Préludes à une démocratie africaine

La Croix 24-25/04/1966

 

 Les coups d’État militaires ont depuis quelques mois joué un rôle capital dans l'évolution politique de l'Afrique, d'où une naissante inquiétude de voir le continent africain suivre le fâcheux exemple de l'Amérique latine. Certes, en Afrique Centrale, certains putschs dus à la seule ambition évoquent les « pronunciamentos » de la tradition ibérique. Mais un récent périple en Afrique de l'Ouest vient de m'apprendre à quel point la prise au pouvoir par des Colonels est phénomène différent de ceux d'Afrique Centrale et d'Amérique. Notre ignorance et l'éloignement nous font tout confondre, au point que j'en évoque un apologue que conte Ibn Khaldoun au premier livre des ses Prolégomènes : « Un vizir fut mis en prison par son Sultan, et y resta plusieurs années. Son enfant y grandit. Celui-ci étant parvenu à l'âge de raison, demanda à son père quelles étaient les viandes qu'on leur donnait à manger. Son père lui répondit que c'était de la chair de mouton. L'enfant lui demanda : »qu'est-ce qu'un mouton ? » Le père lui fit très exactement la description de cet animal. « Mon père, lui dit le fils, cela doit être semblable à un rat, n'est-ce pas ? - Ah ! lui répondit son père, un mouton n'a rien à voir avec un rat ». Le même discours se répéta à propos de la viande de bœuf ou de chameau. L'enfant n'ayant jamais vu que des rats, croyait que tous les animaux étaient de cette espèce. »

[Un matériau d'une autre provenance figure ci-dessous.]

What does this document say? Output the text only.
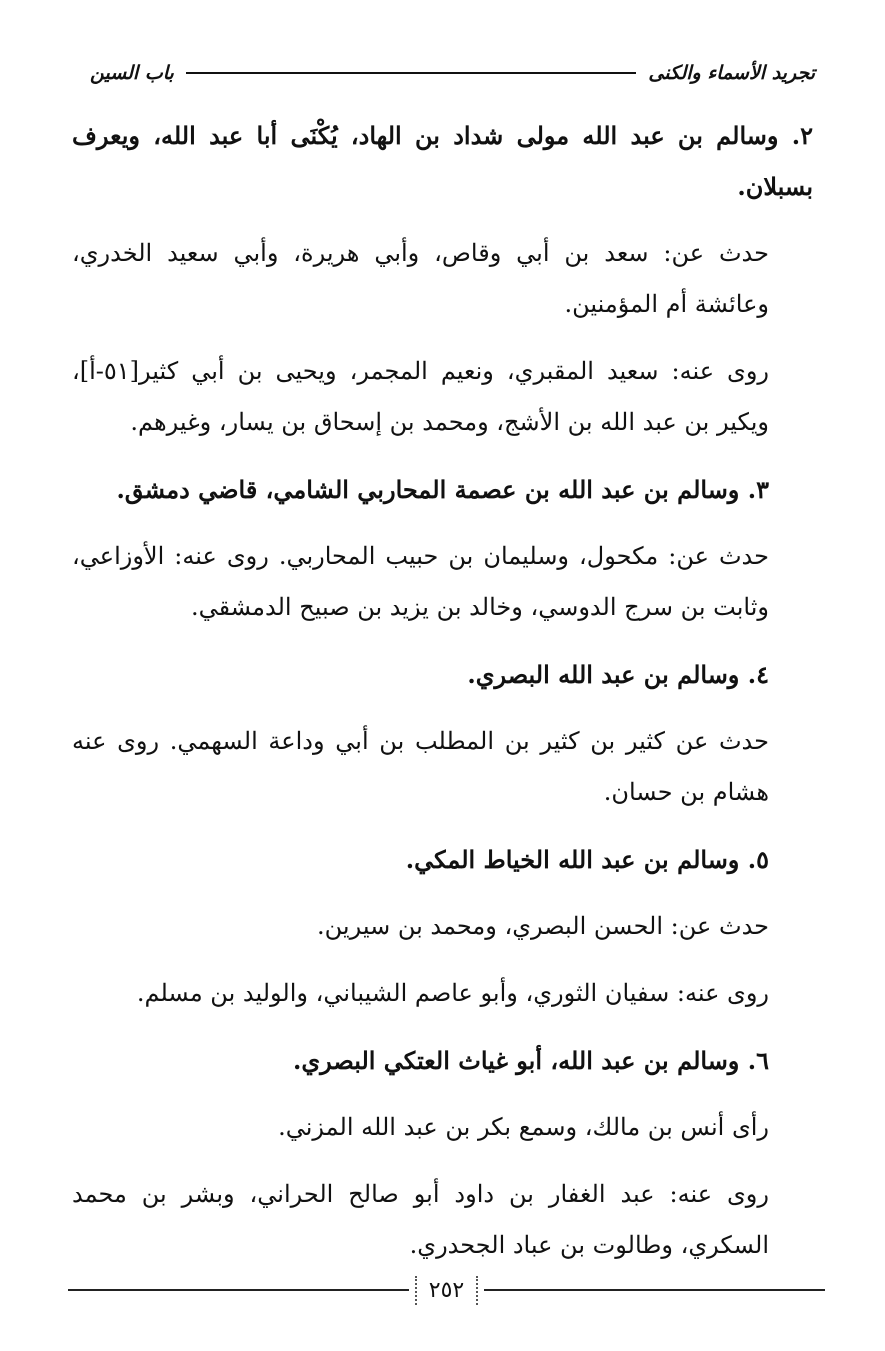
تجريد الأسماء والكنى
باب السين
٢. وسالم بن عبد الله مولى شداد بن الهاد، يُكْنَى أبا عبد الله، ويعرف بسبلان.
حدث عن: سعد بن أبي وقاص، وأبي هريرة، وأبي سعيد الخدري، وعائشة أم المؤمنين.
روى عنه: سعيد المقبري، ونعيم المجمر، ويحيى بن أبي كثير[٥١-أ]، ويكير بن عبد الله بن الأشج، ومحمد بن إسحاق بن يسار، وغيرهم.
٣. وسالم بن عبد الله بن عصمة المحاربي الشامي، قاضي دمشق.
حدث عن: مكحول، وسليمان بن حبيب المحاربي. روى عنه: الأوزاعي، وثابت بن سرج الدوسي، وخالد بن يزيد بن صبيح الدمشقي.
٤. وسالم بن عبد الله البصري.
حدث عن كثير بن كثير بن المطلب بن أبي وداعة السهمي. روى عنه هشام بن حسان.
٥. وسالم بن عبد الله الخياط المكي.
حدث عن: الحسن البصري، ومحمد بن سيرين.
روى عنه: سفيان الثوري، وأبو عاصم الشيباني، والوليد بن مسلم.
٦. وسالم بن عبد الله، أبو غياث العتكي البصري.
رأى أنس بن مالك، وسمع بكر بن عبد الله المزني.
روى عنه: عبد الغفار بن داود أبو صالح الحراني، وبشر بن محمد السكري، وطالوت بن عباد الجحدري.
٢٥٢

Eh bien ! Rentrant d'Afrique, j'affirmerai que tous les Gouvernements de Colonels ne sont pas de la même espèce, et quitte à choquer je dirai que certains d'entre eux représentent un pas franchi vers une beaucoup plus authentique démocratie. Car les Gouvernements masqués de parlementarisme qu'ils ont évincés n'étaient guère qu'une hiératocratie laïque de fonctionnaires. Des prébendiers, coupés du peuple, gouvernaient depuis les villes et pour les villes une Afrique encore à quatre vingt dix huit pour cent rurale. Certes nous ne devons pas généraliser. Un Houphouët-Boigny, et il n'est pas le seul, a poussé jusqu'au génie l'art de communiquer avec la base tribale de son peuple par un réseau parallèle à l'administration officielle. Encore, l'éloignement urbain ne lui a-t-il pas permis d'échapper à l'erreur fondamentale de proposer un système de double nationalité que le monde rural ne pouvait admettre. Cette communication par la tribu ou la confrérie est d'ailleurs ce qui maintient en place ce qui subsiste des autres Gouvernements d'allure parlementaire.

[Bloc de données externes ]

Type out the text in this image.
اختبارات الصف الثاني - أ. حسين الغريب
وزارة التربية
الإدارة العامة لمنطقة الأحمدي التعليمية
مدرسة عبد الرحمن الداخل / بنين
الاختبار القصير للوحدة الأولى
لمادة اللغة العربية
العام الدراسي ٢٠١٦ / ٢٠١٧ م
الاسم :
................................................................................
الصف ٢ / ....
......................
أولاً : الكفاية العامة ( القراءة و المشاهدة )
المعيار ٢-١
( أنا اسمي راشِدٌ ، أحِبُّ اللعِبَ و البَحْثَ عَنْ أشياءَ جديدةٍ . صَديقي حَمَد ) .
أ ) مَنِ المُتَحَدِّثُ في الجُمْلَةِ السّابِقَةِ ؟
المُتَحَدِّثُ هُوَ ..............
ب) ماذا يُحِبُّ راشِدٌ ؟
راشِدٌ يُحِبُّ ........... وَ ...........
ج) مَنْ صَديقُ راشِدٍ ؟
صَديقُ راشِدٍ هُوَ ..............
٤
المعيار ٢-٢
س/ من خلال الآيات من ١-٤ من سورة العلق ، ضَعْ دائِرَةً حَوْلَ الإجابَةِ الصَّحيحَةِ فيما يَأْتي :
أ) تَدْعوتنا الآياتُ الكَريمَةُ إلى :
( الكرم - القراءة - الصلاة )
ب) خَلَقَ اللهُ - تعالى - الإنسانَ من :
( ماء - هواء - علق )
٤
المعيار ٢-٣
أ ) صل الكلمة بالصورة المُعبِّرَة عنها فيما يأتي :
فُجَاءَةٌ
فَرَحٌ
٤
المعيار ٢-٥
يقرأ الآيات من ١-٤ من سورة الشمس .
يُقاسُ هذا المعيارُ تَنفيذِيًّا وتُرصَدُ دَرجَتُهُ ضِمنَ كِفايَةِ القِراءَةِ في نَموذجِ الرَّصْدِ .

Or, le propre des armées africaines est justement de communiquer avec le peuple. Sans simplification excessive on peut affirmer qu'elles sont dans ces États le seul cadre moderne qui communie à la brousse dans sa stagnante misère. Le « tirailleur » issu du prolétariat rural (parfois même ancien « esclave de case ») garde le contact du village. Il sait quand le mil y manque ou quand trop lourd pèse l'impôt. Il en fait part à ses officiers, sortis de ses rangs et qui,  au surplus, gardent des liens directs avec les campagnes. Seuls donc cette armée paraît sentir les aspirations de la brousse et donc pouvoir, à travers bien des vicissitudes sans doute, tenter d'en guérir les maux.

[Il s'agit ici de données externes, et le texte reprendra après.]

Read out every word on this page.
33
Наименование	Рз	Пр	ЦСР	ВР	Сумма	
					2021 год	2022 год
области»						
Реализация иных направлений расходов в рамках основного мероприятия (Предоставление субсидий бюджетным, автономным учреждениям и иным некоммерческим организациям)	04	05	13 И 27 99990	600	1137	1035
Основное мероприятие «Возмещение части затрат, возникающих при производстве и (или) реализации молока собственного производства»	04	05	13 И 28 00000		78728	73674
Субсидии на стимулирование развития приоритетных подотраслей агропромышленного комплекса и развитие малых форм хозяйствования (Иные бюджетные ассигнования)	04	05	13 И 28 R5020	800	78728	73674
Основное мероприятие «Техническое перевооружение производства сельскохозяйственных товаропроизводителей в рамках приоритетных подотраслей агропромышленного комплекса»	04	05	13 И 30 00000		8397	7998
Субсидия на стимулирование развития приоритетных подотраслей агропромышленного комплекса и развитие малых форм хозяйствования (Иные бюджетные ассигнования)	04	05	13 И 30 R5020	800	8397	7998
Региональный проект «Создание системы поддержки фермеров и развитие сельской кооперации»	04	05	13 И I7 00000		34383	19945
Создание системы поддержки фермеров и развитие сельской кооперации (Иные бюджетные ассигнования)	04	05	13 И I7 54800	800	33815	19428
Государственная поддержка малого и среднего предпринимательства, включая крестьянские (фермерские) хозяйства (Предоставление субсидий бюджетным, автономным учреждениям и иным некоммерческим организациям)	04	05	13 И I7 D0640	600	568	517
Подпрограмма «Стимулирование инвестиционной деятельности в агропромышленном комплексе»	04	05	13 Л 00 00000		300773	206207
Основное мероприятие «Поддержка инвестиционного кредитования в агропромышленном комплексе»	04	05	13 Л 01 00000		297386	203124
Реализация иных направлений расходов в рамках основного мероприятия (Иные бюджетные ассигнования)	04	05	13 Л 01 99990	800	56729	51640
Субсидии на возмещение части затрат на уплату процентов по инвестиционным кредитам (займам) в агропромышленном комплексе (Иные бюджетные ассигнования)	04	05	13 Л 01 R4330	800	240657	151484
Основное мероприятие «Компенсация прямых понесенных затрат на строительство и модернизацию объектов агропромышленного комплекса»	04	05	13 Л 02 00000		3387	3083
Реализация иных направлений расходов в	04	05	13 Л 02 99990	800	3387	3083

Si bien qu'au débarqué de ce nouveau voyage, je crains beaucoup moins l'institution de juntes sur le modèle latino-américain que l'absence de goût du pouvoir chez ces militaires qui furent contraints de le prendre par l'égoïsme et l'incapacité des hiératocraties. Certes, eux aussi risquent de se laisser tenter par le faste et le népotisme. J'ai peur plutôt qu'ils se déprennent d'un pouvoir dont ils ne tirent pas de jouissance. Le jeu subtil et malaisé de gouverner peut lasser des hommes habitués à la facilité du commandement. Je me suis parfois demandé, au cours des audiences qui m'étaient accordées, si mon interlocuteur à qui j’exposais de délicats problèmes économiques ne rêvait pas avec nostalgie au calme déroulement du maniement d'armes. Ne se voulant qu'intérimaires, les « Colonels » de l'Afrique de l'Ouest, ne prendront-ils pas trop au sérieux cette précarité de leur pouvoir ? Certains les pressent de se démettre, qui volontiers reprendraient les jeux excitants de la fausse démocratie. Hélas ! La noria d'un parlementarisme tout en toc recommencerait de tourner, avec le Gouvernement de la ville pour la ville. L'habit ne fait pas le moine, ni l'emprunt d'institutions étrangères une démocratie.